La chancellerie fait sa rentrée avec une réforme de la justice des mineurs élaborée au pas de course et présentée en Conseil des ministres ce mercredi. Selon ses maîtres mots, “efficacité” et “simplicité”, la garde des Sceaux, Nicole Belloubet, a décidé de mettre de l’ordre dans un texte fondateur, volontiers qualifié de “mille-feuilles législatif” : l’ordonnance du 2 février 1945, entrée en vigueur juste après la Libération.
Elle pose trois grands principes pour régir le sort des mineurs en conflit avec la loi : l’atténuation de la responsabilité en fonction de l’âge, le primat de l’éducatif sur le répressif et le recours à des juridictions spécialisées.

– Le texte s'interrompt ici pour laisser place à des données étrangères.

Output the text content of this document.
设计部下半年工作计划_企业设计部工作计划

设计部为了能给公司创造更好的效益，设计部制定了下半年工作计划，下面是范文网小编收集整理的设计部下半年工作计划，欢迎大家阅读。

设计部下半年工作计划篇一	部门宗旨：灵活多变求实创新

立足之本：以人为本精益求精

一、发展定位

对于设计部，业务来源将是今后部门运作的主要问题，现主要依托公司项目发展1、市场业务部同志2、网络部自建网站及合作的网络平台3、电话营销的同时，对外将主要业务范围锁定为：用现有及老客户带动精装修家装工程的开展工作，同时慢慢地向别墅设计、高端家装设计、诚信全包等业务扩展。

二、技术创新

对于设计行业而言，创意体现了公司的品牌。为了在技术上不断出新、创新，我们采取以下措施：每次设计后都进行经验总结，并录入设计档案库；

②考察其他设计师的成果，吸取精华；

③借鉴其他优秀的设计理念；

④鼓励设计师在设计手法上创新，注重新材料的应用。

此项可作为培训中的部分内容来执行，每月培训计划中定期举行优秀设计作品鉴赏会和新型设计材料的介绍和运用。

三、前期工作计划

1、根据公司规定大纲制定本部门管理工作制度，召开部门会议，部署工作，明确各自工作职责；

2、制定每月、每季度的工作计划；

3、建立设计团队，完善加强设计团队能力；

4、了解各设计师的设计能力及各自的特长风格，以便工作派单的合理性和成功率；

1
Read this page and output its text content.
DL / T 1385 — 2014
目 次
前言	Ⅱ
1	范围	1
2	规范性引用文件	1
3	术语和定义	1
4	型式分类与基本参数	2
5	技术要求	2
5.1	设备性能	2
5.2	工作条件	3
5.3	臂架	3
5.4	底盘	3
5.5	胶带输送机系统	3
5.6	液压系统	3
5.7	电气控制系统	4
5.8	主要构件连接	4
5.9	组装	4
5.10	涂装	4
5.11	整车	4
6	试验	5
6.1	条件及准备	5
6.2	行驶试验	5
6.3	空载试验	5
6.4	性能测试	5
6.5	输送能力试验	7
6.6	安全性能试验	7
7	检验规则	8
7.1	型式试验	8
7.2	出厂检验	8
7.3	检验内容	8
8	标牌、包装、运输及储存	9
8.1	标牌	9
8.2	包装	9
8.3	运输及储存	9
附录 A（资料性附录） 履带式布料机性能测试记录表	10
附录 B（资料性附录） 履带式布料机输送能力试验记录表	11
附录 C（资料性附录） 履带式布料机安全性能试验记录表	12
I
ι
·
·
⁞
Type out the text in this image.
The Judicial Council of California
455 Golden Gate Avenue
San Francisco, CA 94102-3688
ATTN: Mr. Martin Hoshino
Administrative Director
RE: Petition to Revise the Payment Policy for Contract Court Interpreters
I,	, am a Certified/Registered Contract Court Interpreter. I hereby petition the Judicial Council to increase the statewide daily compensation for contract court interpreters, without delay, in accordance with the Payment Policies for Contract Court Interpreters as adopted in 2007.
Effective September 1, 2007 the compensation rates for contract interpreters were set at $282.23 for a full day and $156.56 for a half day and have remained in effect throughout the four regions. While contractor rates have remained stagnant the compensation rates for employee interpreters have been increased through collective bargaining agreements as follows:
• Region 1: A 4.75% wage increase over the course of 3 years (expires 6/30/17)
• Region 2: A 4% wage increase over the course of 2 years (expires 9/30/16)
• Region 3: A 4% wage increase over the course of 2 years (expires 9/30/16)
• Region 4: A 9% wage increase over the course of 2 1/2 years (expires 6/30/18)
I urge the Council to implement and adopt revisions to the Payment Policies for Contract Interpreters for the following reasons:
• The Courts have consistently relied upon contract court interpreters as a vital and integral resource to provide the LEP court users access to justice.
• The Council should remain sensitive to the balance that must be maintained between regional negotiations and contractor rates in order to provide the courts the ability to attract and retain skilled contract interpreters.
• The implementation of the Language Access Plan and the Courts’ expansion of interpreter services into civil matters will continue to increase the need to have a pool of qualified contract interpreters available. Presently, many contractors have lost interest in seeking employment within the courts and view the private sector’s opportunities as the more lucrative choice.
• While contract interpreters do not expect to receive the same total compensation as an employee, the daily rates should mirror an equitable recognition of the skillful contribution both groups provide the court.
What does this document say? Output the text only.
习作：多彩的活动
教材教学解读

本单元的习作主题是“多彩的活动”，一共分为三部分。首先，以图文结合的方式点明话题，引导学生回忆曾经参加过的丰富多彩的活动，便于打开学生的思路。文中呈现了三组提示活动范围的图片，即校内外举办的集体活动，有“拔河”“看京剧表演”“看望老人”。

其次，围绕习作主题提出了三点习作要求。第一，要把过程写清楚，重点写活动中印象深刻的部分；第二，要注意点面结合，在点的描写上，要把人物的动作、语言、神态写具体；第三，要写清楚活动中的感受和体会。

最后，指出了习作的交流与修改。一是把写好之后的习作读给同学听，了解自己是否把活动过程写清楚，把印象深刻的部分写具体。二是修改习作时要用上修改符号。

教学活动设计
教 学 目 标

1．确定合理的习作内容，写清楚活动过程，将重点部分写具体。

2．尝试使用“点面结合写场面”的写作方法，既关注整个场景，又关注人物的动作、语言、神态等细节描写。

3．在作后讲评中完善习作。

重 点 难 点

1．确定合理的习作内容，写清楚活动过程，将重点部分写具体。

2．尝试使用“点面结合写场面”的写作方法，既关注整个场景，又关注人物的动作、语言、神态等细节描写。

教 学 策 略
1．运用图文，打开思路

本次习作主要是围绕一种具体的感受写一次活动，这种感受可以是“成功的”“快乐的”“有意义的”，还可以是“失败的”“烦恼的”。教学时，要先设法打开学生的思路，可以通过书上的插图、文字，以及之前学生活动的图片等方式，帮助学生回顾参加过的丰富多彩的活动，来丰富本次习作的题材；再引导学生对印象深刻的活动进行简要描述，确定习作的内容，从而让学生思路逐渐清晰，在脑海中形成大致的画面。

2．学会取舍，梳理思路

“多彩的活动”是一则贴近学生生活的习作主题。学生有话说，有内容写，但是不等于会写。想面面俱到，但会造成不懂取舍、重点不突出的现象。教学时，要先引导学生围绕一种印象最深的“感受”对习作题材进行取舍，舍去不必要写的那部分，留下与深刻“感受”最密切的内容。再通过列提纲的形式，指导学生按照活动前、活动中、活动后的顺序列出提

“La France n’est pas assez riche d’enfants pour qu’elle ait le droit de négliger tout ce qui peut en faire des êtres sains” , expose ainsi le préambule. Sauf qu’un empilement de réformes successives - 39 exactement depuis 1945 - en a considérablement atténué la lisibilité. Le magistrat et essayiste Denis Salas analyse cette frénésie législative comme la conséquence d’une évolution des représentations de la délinquance des mineurs : “En 1945, tout délit d’un enfant était perçu comme le symptôme de difficultés psychologiques ou familiales. Néanmoins, durant les années 80, un basculement s’est opéré, on a commencé à se focaliser sur la criminologie de l’acte et la réponse pénale. Avec cette idée de la tolérance zéro. Et à chaque fois, on a remis l’ordonnance sur le métier…” Jusqu’à, selon lui, arriver à une scission profonde entre une vision politique qui porte l’accent sur le sécuritaire et les professionnels du secteur qui tentent de maintenir le primat de l’éducatif. Denis Salas prend pour exemple cette image saisissante des lycéens de Mantes-la-Jolie agenouillés au sol et l’absence de réaction gouvernementale comme “symbole de cet imaginaire de l’adolescent dangereux”.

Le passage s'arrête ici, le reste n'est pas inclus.